“The vaccine has saved the lives of hundreds of thousands in Europe” – WHO study

A study carried out by the World Health Organisation has shown that the Covid-19 vaccine has saved hundreds of thousands of lives in over 30 countries in Europe, although the vaccine on its own is not enough.

Dr Natasha Azzopardi Muscat, World Health Organisation Regional Director for the European Region, stressed that on the threshold of winter and with the number of cases increasing, we should continue to follow prevention measures including the wearing of masks.

“Where possible, when one is indoors, with other people, in schools, universities, workplaces when one is not outdoors but in an enclosed area, the mask helps. A second point is that Malta is blessed with a climate that has not been unkind so far and one can dine out rather than indoors and keep windows open for better circulation of air.”
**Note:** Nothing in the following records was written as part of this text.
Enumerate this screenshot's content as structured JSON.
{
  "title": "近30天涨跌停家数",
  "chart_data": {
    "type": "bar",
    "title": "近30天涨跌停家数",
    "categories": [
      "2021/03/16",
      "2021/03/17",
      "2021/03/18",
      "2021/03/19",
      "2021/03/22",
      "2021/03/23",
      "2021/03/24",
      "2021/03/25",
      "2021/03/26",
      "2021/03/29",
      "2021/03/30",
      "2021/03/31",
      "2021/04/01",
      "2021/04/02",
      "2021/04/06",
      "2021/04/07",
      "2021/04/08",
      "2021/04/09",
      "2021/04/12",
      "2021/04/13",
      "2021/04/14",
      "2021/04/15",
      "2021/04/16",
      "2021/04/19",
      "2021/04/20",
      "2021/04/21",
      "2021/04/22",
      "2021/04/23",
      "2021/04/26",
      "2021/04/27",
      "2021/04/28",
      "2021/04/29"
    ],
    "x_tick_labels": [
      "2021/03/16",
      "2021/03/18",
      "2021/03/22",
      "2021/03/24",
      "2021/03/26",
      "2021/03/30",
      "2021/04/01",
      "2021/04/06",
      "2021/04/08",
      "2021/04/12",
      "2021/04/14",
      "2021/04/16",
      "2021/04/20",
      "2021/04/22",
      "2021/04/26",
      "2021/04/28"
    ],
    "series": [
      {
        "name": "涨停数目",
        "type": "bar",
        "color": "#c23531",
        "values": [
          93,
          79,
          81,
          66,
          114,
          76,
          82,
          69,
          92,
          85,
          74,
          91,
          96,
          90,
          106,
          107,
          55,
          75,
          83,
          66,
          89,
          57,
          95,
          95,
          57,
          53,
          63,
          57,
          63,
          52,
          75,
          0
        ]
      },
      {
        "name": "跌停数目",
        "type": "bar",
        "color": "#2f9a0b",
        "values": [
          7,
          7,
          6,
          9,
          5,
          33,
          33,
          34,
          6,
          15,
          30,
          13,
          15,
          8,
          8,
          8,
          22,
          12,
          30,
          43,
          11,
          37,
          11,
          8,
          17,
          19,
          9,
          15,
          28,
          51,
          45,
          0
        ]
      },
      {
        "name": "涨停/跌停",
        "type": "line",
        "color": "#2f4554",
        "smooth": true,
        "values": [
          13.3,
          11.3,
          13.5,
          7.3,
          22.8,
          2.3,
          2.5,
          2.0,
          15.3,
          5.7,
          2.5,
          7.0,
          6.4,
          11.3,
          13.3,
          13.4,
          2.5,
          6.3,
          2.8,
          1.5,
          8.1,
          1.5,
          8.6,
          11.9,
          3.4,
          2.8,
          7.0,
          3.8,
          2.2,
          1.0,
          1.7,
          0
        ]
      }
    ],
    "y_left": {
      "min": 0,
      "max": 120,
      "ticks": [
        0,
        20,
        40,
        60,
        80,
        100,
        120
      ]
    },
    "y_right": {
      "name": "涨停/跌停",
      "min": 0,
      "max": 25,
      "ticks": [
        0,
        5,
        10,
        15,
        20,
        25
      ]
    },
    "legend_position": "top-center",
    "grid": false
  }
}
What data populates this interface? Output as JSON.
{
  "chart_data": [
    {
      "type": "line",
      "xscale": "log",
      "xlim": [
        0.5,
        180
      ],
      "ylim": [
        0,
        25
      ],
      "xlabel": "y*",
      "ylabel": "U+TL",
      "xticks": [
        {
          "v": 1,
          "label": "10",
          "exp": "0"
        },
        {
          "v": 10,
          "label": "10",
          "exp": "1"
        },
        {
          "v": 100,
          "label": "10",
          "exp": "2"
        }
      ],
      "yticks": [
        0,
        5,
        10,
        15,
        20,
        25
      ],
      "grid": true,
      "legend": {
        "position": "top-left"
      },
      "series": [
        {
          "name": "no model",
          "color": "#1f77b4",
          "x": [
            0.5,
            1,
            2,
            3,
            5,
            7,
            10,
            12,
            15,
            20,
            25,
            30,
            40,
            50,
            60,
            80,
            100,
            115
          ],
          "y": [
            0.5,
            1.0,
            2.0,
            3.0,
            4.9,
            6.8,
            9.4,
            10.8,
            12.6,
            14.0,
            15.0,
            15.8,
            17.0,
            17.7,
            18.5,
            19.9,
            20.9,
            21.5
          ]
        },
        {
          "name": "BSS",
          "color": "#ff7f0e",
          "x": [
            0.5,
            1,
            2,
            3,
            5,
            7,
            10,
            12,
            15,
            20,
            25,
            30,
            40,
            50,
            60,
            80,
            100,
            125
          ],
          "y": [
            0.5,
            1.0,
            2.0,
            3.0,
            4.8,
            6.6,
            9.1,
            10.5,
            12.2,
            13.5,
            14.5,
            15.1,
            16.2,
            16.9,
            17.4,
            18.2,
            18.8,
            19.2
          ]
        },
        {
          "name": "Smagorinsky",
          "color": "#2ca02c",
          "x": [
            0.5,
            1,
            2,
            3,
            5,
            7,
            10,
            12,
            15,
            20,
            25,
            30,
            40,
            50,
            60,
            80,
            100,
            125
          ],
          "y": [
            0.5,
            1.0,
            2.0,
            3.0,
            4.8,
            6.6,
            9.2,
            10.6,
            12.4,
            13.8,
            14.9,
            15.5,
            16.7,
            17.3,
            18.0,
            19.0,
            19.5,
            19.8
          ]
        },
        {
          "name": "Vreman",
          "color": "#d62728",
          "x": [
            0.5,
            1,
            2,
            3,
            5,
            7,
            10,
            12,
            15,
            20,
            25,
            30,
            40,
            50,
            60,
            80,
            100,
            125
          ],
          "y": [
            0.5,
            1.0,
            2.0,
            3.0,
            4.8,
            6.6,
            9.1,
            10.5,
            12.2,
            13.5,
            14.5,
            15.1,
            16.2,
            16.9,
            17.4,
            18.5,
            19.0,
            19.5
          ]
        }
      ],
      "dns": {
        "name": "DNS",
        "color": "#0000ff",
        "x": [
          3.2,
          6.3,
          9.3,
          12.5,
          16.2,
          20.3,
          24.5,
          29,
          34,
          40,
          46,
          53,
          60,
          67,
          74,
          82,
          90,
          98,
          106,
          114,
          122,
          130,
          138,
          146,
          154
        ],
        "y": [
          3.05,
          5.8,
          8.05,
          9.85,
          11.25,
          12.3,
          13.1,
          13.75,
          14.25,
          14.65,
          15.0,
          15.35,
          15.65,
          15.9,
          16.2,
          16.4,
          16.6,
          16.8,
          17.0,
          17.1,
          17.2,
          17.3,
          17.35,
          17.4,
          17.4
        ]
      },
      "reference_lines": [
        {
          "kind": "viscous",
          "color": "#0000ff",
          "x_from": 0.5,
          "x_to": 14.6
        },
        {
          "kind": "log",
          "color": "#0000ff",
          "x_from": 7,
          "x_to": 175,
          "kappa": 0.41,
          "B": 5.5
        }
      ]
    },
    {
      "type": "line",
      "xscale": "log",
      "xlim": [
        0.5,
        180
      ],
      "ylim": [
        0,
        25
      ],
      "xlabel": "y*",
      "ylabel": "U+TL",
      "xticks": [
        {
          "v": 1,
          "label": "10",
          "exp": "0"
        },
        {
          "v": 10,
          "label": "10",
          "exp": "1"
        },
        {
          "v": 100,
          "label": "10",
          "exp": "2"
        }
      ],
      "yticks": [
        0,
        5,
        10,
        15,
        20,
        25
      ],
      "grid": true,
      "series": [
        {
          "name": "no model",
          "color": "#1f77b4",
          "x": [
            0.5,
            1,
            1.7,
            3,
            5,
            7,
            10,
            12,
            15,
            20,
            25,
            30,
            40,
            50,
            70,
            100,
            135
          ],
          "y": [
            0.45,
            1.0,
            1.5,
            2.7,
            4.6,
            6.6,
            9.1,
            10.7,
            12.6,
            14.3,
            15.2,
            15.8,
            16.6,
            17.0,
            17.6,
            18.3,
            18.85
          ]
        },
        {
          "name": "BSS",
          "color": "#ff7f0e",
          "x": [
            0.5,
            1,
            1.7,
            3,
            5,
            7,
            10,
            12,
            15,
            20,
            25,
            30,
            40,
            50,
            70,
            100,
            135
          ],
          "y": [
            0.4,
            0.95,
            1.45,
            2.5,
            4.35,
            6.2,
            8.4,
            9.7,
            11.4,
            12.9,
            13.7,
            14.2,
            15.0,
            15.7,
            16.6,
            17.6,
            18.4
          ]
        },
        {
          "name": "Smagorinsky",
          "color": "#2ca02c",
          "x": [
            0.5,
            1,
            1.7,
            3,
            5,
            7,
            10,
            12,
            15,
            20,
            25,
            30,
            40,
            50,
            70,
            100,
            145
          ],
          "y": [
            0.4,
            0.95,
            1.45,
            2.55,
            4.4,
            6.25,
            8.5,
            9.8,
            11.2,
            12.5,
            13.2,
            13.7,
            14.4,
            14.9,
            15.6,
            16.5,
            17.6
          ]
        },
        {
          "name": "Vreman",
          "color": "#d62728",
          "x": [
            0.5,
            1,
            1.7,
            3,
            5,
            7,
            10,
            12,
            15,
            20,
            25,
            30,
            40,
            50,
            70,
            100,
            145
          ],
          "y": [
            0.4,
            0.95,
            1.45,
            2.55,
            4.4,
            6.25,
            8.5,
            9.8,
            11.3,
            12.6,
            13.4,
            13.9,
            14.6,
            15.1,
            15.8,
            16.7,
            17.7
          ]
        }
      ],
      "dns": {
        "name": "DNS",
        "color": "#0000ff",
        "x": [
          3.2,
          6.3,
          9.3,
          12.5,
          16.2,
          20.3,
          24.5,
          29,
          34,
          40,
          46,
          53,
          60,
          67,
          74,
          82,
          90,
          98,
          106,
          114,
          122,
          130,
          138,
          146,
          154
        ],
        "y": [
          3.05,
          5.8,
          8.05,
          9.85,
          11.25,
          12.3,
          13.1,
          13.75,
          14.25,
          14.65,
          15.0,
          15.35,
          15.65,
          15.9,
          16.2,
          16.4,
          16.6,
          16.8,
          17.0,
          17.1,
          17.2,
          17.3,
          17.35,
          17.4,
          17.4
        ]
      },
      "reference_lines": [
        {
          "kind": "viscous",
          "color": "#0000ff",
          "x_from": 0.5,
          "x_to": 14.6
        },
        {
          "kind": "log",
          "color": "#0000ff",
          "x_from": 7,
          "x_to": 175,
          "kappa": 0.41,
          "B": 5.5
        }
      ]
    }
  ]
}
The World Health Organisation believes that with the vaccination and its booster and with measures, it is possible that its forecast of up to half a million deaths from Covid between now and March will not materialise.

During the TVAM programme, Dr Azzopardi Muscat did not exclude that there may be those who will require an annual vaccination against Covid, just as with influenza. She added, however, that the pandemic has hardly been around for two years and studies are ongoing about the number of vaccine doses needed as well as frequency, to achieve good immunity.

“It could be, although we are not certain, that this situation will resemble that of influenza, and every season with the onset of winter there will be a band of people who will need to be vaccinated. We still don’t know, it is too early, but we have to be prepared for every eventuality.”

Dr Azzopardi Muscat further stated that countries that did not retain prevention measures, or that stopped the measures completely, and where not enough people have received the vaccine, are experiencing what she described as “an explosive cocktail” because they are seeing an increase in cases and more deaths. She added, however, that in countries like Malta where vaccinations have been high and where the third dose is being given to vulnerable persons, the number of deaths is not increasing at the same rate as cases.